Bangui, Central African Republic, June 2019

Scholarship and policy. I publish in both academic and policy-oriented spaces. My first monograph with Oxford University Press focuses on the interplay of international and domestic criminal accountability. My report for the International Peace Institute on UN peacekeepers' support to host governments provides concrete recommendations on how to reconcile international and domestic strategies for the Protection of Civilians. My scholarship has featured in the Leiden Journal of International law, Journal of International Criminal Justice, Journal on the Use of Force and International Law, European Journal of International Law, and edited volumes commissioned by leading academics. I am a regular contributor to blogs, newspapers and podcasts, where I try to ‘unpack’ international law and global security challenges for expert and non-expert audiences.

International criminal and transitional justice. I study how international intervention, especially through international and hybrid criminal tribunals, influence domestic accountability processes, with a focus on varied interactions between international civil servants, government officials and civil society actors.


In the Court's Shadow. International Criminal Tribunals and Domestic Accountability. Drawing on research in Rwanda, Sierra Leone, the Democratic Republic of Congo and in The Hague, my book develops an original typology of tribunal-state dynamics based on iteration, accommodation and isolation. I argue that international prosecutors and judges re-interpret international norms to decrease tension and foster cooperation with government actors, but that an overly risk-averse posture reduces the likelihood of accountability and may inadvertently allow incumbent political elites to manipulate national trials of international crimes and consolidate authoritarian power. The book challenges conventional wisdom about the dynamics and efficacy of international intervention in the aftermath of atrocity crimes and proposes forward-looking policies to strengthen the enforcement of international criminal law.
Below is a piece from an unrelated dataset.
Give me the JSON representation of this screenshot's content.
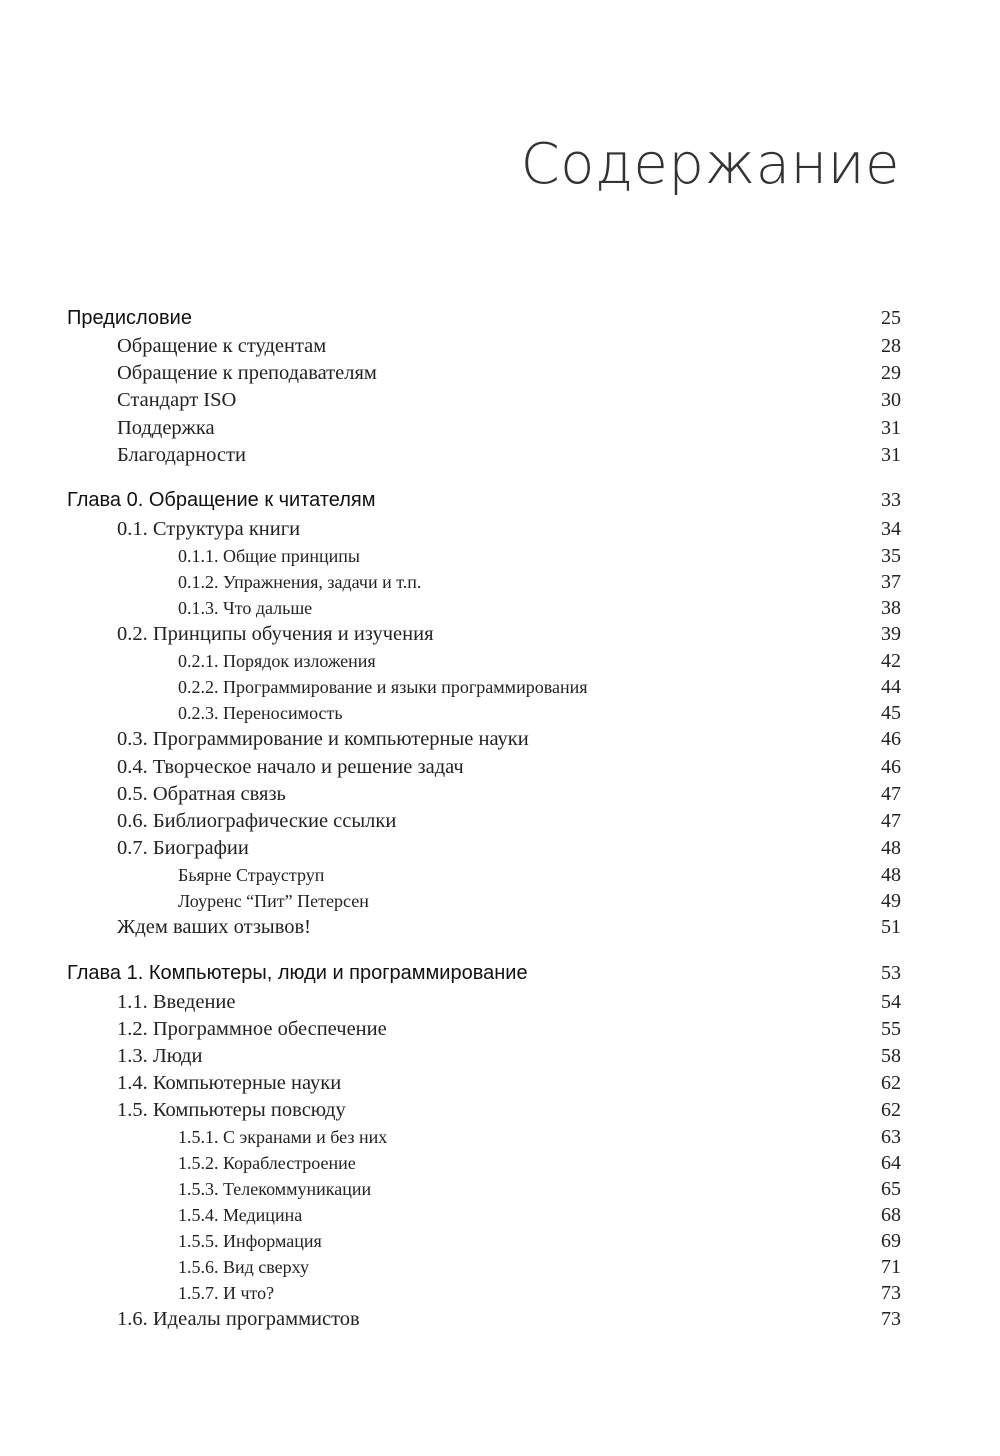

Monitoring Chebeya trial, Kinshasa, DRC, 2011

Public international law, human rights law and peacekeeping/peacebuilding. I study the law, policy and practice of civilian protection by UN peacekeepers. Building on doctrinal research on peacekeepers' authority to use force under Security Council resolutions and international human rights law, I draw on interviews in New York, South Sudan, Central African Republic and the DR Congo to understand how UN officials and state actors interpret their protection obligations towards civilians. In addition to published material, I have articles forthcoming on how UN peacekeepers understand their authority to use force to protect civilians and the challenges of applying the UN's human rights due diligence policy when working with host state security forces.